自民党は、「保守政党」といって日本の伝統など“昔ながらの価値観”を重視しています。それ故、家族形態としては男女の夫婦によるもの以外には基本的に否定的な立場をとっています。一方でLGBTの人々は同性とパートナーシップを結び、家族関係を築きます。
これまで、LGBTの権利を主張するのはリベラルな社民党を中心とした少数政党ばかりが目立っていました。2011年に、日本で初めてゲイをカミングアウトして出馬した石川大我豊島区議も社民党に所属しています。
両性による家族形態を重んじる自民党は、2015年に成立した渋谷のパートナーシップ条例にも反対を示していました。当条例の制定においては、メディアも大きく取り上げ、賛否はあるものの概して社会の変化を歓迎するムードがありました。しかし、谷垣幹事長は「自分は、伝統的な価値観の中で育っており、自分の価値観に従って述べてよいかどうか、非常に迷うところだ」と断わりつつ、「家族関係がどうあるかというのは、社会の制度や秩序の根幹に触れてくるものだ」とコメント(2015年3月10日NHKニュース)。また、同条例制定の際、自民党会派の渋谷区議も条例に反対していました。
そのような動きがあった型こそ、そんな自民党がLGBTへの理解を深めようという動きを見せること自体が、この問題にとっては大きな前進としてとらえられ、話題になりました。加えて、「政調会長」という政策を取りまとめる重役が出席していることから、自民党の政策やマイノリティへの施策の変化が見て取れるかもしれません。
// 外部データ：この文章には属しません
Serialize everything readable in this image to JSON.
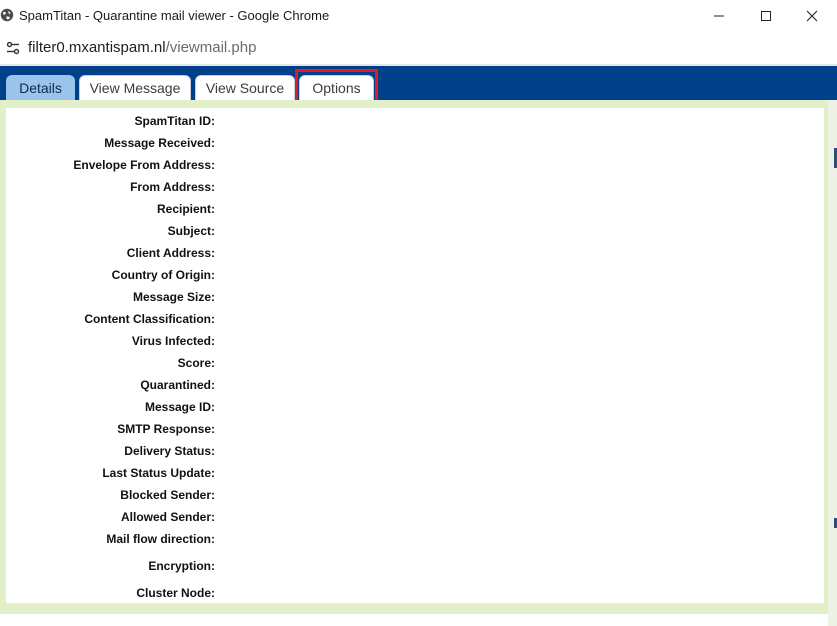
{
  "window": {
    "title": "SpamTitan - Quarantine mail viewer - Google Chrome"
  },
  "address_bar": {
    "url_host": "filter0.mxantispam.nl",
    "url_path": "/viewmail.php"
  },
  "tabs": [
    {
      "label": "Details",
      "active": true
    },
    {
      "label": "View Message",
      "active": false
    },
    {
      "label": "View Source",
      "active": false
    },
    {
      "label": "Options",
      "active": false,
      "highlighted": true
    }
  ],
  "fields": [
    {
      "label": "SpamTitan ID:"
    },
    {
      "label": "Message Received:"
    },
    {
      "label": "Envelope From Address:"
    },
    {
      "label": "From Address:"
    },
    {
      "label": "Recipient:"
    },
    {
      "label": "Subject:"
    },
    {
      "label": "Client Address:"
    },
    {
      "label": "Country of Origin:"
    },
    {
      "label": "Message Size:"
    },
    {
      "label": "Content Classification:"
    },
    {
      "label": "Virus Infected:"
    },
    {
      "label": "Score:"
    },
    {
      "label": "Quarantined:"
    },
    {
      "label": "Message ID:"
    },
    {
      "label": "SMTP Response:"
    },
    {
      "label": "Delivery Status:"
    },
    {
      "label": "Last Status Update:"
    },
    {
      "label": "Blocked Sender:"
    },
    {
      "label": "Allowed Sender:"
    },
    {
      "label": "Mail flow direction:"
    },
    {
      "label": "Encryption:"
    },
    {
      "label": "Cluster Node:"
    }
  ],
  "colors": {
    "tabbar": "#003f8a",
    "active_tab": "#9ac4ec",
    "frame": "#e3efc8",
    "highlight": "#e01b24"
  },
  "icons": {
    "app": "globe-icon",
    "site_info": "tune-icon",
    "minimize": "minimize-icon",
    "maximize": "maximize-icon",
    "close": "close-icon"
  }
}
そんなレインボープライドに参加したのは自民党だけではありません、民進党や公明党、共産党や社民党に至る多くの政党が参加しました。また、5月27日には民進党・共産党・社民党・生活の党の4党がLGBT権利保護に関する法案を共同提出しています。リベラルなマイノリティの活動から始まったLGBTへの理解や権利保護は、多くの人を巻き込んだ「パレード」として歩き出しています。